Pressures of university among research presented by Chancellor’s Chairs

Knowing the mounting pressure often experienced by first-year students, Child and Youth Studies Associate Professors Shauna Pomerantz and Dawn Zinga recently provided their colleagues with insight into the academic and social difficulties faced by those entering university.

Pomerantz talked about their recent study, “Surviving or thriving? The agony and the ecstasy of the first-year university experience,” during Brock’s Scholarship of Teaching and Learning (SoTL) event March 27.

Organized by the Centre for Pedagogical Innovation (CPI), the event featured presentations by five current holders of Chancellor’s Chairs in Teaching Excellence. Chancellor’s Chairs awards provide annual funding of $5,000 over three years to support a program of research and practice that makes a broad contribution to advance teaching, learning and educational technology at Brock.

Through group and individual interviews, Pomerantz said students candidly shared with them their fears around failure, high expectations, academic pressures and a general sense of feeling intimidated by professors. They described their social lives, the residence and party culture, the importance of friendships, and pressures of gender identity, while also opening up about the emotional swing from loneliness to strong feelings of freedom and power.

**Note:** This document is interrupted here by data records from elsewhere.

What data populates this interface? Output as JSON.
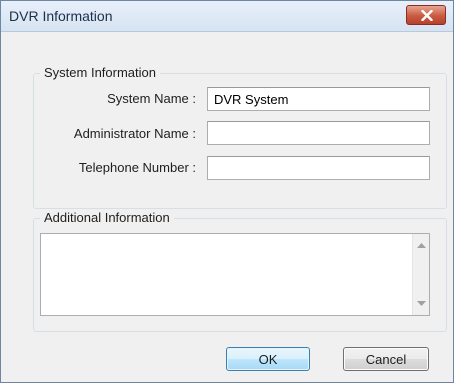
{
  "window": {
    "title": "DVR Information"
  },
  "system_info": {
    "legend": "System Information",
    "fields": [
      {
        "label": "System Name :",
        "value": "DVR System"
      },
      {
        "label": "Administrator Name :",
        "value": ""
      },
      {
        "label": "Telephone Number :",
        "value": ""
      }
    ]
  },
  "additional_info": {
    "legend": "Additional Information",
    "value": ""
  },
  "buttons": {
    "ok": "OK",
    "cancel": "Cancel"
  },
  "icons": {
    "close": "close-icon",
    "scroll_up": "scroll-up-arrow-icon",
    "scroll_down": "scroll-down-arrow-icon"
  },
  "colors": {
    "close_button": "#c85b42",
    "ok_button_border": "#3c7fb1",
    "dialog_background": "#f0f0f0"
  }
}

The social and academic life for students can’t be untangled, said Pomerantz, and while the challenges are not surprising, their struggles can be almost invisible. The more parents, professors and administrators know about the challenges, she added, the better able they will be to find ways to “make things so much better” for first-year students.

The SoTL presentations demonstrated the depth and cross-section of teaching scholarship being carried out at Brock. Emerging from the mix of topics were recurring messages encouraging colleagues to create innovative, reflective, collaborative and supportive environments to engage students in learning that will set them up with the knowledge and skills for career success.

In another presentation, English Professor Martin Danahay, Skyping in from England, and Evan Sitler, Goodman School of Business, previewed their newly created 3D classroom. Next year, a small group of students will experience virtual 3D learning at Brock. The 3D space resembles a seminar room setting. With the use of 3D headsets, students will create avatars of themselves to enter, move and interact within the space as part of online course discussions.

Danahay’s project is focused on evaluating the impact of 3D bodily presence on teacher and student interactions and he’ll gather feedback from students about the learning experience and how it compares to typical Sakai forum interactions.

CPI is accepting nominations for the next round of Chancellor’s Chairs in Teaching Excellence awards, with appointments effective July 1. The application deadline for the 2019 awards is Monday, April 15. See the CPI website for details.

Faculty also have until Monday, April 15 to submit proposals for CPI’s upcoming 2019 Spring Perspectives that will continue the discussion of reflective teaching. The event will be held Tuesday, May 7 from 9 a.m. to noon. Complete details are on the CPI website.

Highlights from the other SoTL presentations include:

Wikipedia Assignment: Developing Graduate Student Outcomes and Employability Skills
Assistant Professor Nicola Simmons, in the Department of Educational Studies, says her project has already changed the way she teaches. Simmons is examining how an assignment she gave to graduate students to critique and edit a Wikipedia page is impacting their development of graduate degree level expectations and employability skills. Simmons says the project emphasizes the importance of providing students with metacognitive learning — deeper reflective teaching activities that involve critical awareness from which students discover how to go from consumers of knowledge to creators of knowledge.

The “I” in Teams: The Development and Evaluation of an Interprofessional Course on Collaboration and Teamwork
Associate Professor Jenn Salfi, in the Department of Nursing, debuts an innovative course, Foundations in Collaboration and Teamwork, this spring. With the help of a working group of colleagues, she has designed an interprofessional experiential learning opportunity for students from the five Health Sciences programs. The course features lectures, in-class interprofessional case-based learning and a small-group collaborative activity or project with a community partner. The project emphasizes a focus on helping students build competencies, particularly soft skills such as communication, teamwork and shared decision-making, required to succeed in careers that involve interprofessional teamwork.

Do Students Believe they can become Industry Leaders: A longitudinal study
Professors Shannon Kerwin and Kirsty Spence, of the Department of Sport Management, have followed a cohort of Sports Management (SPMA) students throughout their program to explore the relationship between ego development and leadership efficacy. This study is focused on mapping the vertical development of students — how students deepen and expand their perspectives, views and experiences of leadership qualities. For example, SPMA male students in particular, come into the program with an inflated “boxscore” sense of their leadership abilities based on what they have done on the playing field. Spence says it’s a valuable opportunity for the department to get inside the student experience and reflect on the SPMA curriculum in facilitating ego development.